Structured data (stored in a relational database with its controlled rows and columns in tables where the pieces of information fit neatly and are identifiable and addressable) and unstructured data (in textual documents, for example, that may be marked up by XML but whose information is not forced into a strict table structure) appear to be something like the two ends on a data management continuum.
In his article for the recent edition of the Code4Lib journal entitled “Using XSLT’s SQL Extension with Encyclopedia Virginia”, Matthew Gibson shows a way to bridge the gulf between these two worlds, using an SQL extension to XSLT to leverage the contents of a relational database in an XML context.

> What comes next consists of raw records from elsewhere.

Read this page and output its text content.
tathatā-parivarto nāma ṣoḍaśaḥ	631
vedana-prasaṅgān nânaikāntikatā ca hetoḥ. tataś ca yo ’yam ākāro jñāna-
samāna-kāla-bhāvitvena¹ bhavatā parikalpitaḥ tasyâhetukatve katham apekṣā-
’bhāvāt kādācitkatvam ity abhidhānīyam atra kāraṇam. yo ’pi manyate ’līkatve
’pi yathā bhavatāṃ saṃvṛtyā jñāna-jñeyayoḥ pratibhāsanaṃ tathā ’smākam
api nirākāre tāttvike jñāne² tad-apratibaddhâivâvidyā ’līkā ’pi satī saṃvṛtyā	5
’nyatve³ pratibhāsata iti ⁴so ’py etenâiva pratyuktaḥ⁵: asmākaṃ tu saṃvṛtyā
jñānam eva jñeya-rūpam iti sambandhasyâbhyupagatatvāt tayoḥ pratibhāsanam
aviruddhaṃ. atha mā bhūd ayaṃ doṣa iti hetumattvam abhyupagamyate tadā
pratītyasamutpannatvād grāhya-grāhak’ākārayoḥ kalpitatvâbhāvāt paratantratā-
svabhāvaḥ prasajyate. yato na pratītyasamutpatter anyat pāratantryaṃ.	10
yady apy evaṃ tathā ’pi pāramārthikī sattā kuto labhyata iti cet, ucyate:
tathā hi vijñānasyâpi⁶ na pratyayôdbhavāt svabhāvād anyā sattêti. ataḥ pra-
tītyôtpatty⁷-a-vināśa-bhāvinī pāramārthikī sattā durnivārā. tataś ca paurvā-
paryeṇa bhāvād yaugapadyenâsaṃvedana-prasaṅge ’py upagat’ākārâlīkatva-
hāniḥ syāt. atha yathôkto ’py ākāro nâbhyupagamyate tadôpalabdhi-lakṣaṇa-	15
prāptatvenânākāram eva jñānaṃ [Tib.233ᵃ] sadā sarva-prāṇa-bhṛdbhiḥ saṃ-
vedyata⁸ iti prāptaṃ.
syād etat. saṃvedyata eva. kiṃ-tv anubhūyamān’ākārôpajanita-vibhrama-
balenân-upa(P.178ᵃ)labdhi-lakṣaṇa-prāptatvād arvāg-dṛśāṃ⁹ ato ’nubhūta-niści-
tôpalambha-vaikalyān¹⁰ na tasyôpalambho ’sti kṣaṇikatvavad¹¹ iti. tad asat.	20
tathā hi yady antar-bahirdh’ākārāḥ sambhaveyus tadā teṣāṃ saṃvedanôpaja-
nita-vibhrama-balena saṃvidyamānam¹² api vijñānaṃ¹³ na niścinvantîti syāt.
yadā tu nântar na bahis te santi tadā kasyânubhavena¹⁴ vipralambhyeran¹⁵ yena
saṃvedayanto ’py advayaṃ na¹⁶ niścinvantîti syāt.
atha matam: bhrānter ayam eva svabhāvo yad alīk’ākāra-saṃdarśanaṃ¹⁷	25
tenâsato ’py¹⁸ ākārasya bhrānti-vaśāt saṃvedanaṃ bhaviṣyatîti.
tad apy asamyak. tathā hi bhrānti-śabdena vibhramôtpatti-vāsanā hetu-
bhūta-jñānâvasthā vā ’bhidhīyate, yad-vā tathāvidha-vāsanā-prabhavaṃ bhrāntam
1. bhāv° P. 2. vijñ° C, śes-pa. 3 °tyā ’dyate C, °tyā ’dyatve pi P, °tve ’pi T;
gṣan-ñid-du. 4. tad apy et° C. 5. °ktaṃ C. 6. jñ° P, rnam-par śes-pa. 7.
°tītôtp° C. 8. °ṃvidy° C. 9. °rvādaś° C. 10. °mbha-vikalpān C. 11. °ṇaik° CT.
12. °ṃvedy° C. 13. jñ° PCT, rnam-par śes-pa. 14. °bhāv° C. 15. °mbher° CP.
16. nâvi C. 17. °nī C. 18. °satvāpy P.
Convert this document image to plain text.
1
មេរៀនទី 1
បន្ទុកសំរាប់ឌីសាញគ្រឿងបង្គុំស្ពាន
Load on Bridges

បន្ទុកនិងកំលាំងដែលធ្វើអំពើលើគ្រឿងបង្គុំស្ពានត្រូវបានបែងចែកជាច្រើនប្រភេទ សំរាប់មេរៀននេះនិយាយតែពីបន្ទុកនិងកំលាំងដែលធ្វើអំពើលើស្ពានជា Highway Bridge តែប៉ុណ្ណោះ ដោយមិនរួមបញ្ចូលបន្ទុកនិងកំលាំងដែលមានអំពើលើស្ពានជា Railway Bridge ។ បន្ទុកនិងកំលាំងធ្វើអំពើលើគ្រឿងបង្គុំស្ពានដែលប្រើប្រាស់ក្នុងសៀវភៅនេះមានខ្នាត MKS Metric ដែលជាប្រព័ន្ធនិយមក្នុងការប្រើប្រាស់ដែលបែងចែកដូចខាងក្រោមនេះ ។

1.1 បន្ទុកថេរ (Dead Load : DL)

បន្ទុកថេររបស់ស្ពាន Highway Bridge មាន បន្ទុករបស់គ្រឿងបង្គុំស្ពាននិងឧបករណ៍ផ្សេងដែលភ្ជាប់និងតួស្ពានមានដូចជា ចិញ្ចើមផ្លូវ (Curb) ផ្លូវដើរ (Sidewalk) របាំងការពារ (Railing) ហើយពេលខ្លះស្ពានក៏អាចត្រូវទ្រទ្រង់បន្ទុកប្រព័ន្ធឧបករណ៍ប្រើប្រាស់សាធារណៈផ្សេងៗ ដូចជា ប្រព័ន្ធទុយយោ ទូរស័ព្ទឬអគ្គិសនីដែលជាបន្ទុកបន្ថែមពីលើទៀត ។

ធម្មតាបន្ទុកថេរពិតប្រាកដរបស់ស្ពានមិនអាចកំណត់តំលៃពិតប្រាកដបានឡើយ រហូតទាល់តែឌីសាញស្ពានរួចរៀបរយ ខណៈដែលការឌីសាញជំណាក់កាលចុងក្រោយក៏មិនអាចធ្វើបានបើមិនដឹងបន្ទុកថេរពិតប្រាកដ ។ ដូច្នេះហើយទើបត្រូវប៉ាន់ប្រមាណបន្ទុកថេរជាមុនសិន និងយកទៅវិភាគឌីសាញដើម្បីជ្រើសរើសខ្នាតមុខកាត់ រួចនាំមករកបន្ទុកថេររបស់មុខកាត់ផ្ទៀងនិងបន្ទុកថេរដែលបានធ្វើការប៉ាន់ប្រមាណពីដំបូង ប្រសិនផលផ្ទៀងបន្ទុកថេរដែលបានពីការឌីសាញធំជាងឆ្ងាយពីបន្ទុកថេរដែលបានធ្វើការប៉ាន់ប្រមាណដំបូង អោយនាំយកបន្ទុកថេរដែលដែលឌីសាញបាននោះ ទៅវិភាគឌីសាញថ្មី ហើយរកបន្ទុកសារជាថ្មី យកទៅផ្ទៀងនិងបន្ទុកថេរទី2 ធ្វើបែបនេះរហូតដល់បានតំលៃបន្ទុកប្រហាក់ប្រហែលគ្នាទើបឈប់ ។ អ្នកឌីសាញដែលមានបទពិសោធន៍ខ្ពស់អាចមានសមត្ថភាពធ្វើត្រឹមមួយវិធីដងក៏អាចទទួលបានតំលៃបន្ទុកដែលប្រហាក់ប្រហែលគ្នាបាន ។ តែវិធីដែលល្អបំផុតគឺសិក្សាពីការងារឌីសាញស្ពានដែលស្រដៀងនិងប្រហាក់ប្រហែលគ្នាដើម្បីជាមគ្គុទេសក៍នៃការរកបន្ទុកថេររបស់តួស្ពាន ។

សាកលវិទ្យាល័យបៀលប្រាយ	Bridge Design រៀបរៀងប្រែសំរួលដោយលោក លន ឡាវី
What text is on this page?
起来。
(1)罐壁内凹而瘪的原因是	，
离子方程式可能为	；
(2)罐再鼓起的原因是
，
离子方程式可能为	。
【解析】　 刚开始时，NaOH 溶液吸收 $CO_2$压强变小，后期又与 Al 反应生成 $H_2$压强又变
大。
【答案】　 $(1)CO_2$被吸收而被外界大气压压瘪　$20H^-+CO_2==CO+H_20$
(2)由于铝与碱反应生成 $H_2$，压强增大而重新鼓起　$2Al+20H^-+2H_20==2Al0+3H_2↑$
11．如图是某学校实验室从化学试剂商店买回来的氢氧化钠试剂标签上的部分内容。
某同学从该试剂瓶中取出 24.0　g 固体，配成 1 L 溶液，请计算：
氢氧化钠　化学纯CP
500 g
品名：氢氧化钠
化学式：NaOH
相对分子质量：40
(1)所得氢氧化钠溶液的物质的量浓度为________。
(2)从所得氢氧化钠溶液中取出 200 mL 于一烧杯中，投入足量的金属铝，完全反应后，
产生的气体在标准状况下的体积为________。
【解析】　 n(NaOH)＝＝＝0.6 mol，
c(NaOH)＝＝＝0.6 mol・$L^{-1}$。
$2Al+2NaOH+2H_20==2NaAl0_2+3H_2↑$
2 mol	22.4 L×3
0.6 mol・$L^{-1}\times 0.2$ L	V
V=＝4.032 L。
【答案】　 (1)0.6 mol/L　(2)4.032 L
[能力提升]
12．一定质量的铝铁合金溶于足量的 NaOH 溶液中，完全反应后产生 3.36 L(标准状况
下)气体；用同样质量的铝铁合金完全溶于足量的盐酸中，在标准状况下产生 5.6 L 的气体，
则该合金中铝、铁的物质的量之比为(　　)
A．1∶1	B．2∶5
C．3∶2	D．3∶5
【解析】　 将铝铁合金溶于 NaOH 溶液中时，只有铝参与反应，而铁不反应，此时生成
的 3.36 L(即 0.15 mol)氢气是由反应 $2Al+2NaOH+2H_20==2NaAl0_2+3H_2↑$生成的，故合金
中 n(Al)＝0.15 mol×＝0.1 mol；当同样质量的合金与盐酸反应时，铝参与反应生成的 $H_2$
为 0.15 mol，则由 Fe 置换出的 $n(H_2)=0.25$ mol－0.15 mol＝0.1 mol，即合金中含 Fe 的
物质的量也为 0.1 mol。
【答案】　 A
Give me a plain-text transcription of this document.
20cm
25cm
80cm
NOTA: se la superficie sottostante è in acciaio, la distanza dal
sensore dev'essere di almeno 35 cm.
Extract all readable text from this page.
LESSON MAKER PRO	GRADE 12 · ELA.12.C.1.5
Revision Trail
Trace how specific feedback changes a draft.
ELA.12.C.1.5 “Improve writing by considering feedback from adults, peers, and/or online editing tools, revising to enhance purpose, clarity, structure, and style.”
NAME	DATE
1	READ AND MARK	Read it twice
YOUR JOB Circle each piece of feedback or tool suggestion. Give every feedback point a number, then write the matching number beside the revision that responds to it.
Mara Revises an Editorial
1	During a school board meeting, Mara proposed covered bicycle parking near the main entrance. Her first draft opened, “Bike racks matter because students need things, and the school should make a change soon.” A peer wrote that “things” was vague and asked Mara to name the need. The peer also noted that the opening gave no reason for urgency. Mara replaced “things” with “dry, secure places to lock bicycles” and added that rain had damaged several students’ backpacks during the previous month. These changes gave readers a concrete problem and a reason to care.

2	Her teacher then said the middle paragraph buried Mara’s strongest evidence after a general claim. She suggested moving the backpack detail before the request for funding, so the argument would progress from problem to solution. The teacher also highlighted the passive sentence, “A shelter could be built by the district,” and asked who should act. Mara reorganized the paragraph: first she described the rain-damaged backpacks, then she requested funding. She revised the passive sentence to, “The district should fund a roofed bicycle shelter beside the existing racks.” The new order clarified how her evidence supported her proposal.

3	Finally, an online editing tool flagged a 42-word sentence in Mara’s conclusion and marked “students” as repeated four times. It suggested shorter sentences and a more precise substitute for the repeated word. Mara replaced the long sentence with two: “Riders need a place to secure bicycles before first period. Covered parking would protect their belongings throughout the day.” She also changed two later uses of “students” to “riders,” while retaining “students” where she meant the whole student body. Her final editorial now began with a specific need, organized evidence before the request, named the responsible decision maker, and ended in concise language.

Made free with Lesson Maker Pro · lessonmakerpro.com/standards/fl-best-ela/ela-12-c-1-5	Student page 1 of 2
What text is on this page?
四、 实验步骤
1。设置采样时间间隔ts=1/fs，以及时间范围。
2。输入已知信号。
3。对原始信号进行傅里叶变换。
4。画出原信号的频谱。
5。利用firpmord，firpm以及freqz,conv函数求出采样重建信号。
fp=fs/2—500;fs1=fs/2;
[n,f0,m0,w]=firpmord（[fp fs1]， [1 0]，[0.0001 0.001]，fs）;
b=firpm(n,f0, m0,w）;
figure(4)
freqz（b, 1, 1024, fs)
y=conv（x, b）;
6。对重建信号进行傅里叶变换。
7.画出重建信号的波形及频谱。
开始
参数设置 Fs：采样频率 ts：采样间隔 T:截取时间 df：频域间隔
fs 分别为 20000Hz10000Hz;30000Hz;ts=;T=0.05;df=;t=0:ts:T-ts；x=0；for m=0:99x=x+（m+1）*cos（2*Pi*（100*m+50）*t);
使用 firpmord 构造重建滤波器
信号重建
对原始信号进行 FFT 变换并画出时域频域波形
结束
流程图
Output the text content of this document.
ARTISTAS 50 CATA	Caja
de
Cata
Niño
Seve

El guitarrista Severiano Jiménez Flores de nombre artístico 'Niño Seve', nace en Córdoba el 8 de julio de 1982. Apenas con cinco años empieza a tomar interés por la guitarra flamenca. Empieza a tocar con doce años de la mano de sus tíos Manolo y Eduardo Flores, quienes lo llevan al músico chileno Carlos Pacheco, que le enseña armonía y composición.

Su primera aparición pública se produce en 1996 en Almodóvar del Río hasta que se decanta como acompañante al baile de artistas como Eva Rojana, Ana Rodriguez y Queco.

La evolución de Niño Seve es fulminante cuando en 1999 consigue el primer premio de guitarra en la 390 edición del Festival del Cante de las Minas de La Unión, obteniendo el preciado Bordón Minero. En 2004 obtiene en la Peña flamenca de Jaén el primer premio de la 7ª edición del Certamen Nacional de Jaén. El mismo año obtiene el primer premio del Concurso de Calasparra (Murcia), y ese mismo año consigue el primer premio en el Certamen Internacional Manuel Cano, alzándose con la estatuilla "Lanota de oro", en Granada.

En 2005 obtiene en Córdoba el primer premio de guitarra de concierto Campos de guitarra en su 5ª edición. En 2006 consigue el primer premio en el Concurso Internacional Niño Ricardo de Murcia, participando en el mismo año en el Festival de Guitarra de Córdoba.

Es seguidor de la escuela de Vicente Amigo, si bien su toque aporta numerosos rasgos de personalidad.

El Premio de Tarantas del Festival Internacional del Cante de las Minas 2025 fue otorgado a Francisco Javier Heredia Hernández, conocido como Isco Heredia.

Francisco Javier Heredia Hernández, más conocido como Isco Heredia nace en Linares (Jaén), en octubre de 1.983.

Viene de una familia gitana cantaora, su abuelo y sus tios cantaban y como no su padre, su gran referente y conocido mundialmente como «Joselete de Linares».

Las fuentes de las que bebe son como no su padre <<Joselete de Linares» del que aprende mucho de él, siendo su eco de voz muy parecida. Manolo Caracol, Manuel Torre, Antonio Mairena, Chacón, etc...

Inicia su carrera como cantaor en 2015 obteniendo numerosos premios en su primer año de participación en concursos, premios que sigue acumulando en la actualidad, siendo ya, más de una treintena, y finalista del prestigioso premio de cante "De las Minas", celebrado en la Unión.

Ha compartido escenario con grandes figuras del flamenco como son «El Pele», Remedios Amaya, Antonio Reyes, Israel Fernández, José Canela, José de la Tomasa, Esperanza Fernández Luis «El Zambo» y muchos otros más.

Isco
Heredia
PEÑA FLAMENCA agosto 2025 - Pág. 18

I particularly liked his description of the strength of the relational database for certain tasks and information needs like the ones of his specific project, the Encyclopedia Virginia:
- “version control over every piece of content that goes into the encyclopedia
- one-to-many relationship management of, for instance, one author and/or editor to many articles, one chronological event referenced by many articles, and one media object shared by many articles
- most importantly, more efficient and scalable performance in looking up and retrieving data.”
Certain pieces of information require efficiency and consistency through reference to unique keys in the relational database, which is harder to achieve within a pure XML environment.
Both XML and relational databases have strengths and weaknesses, and whether or not you choose a hybrid approach like the one described in the article depends on your data and workflow requirements.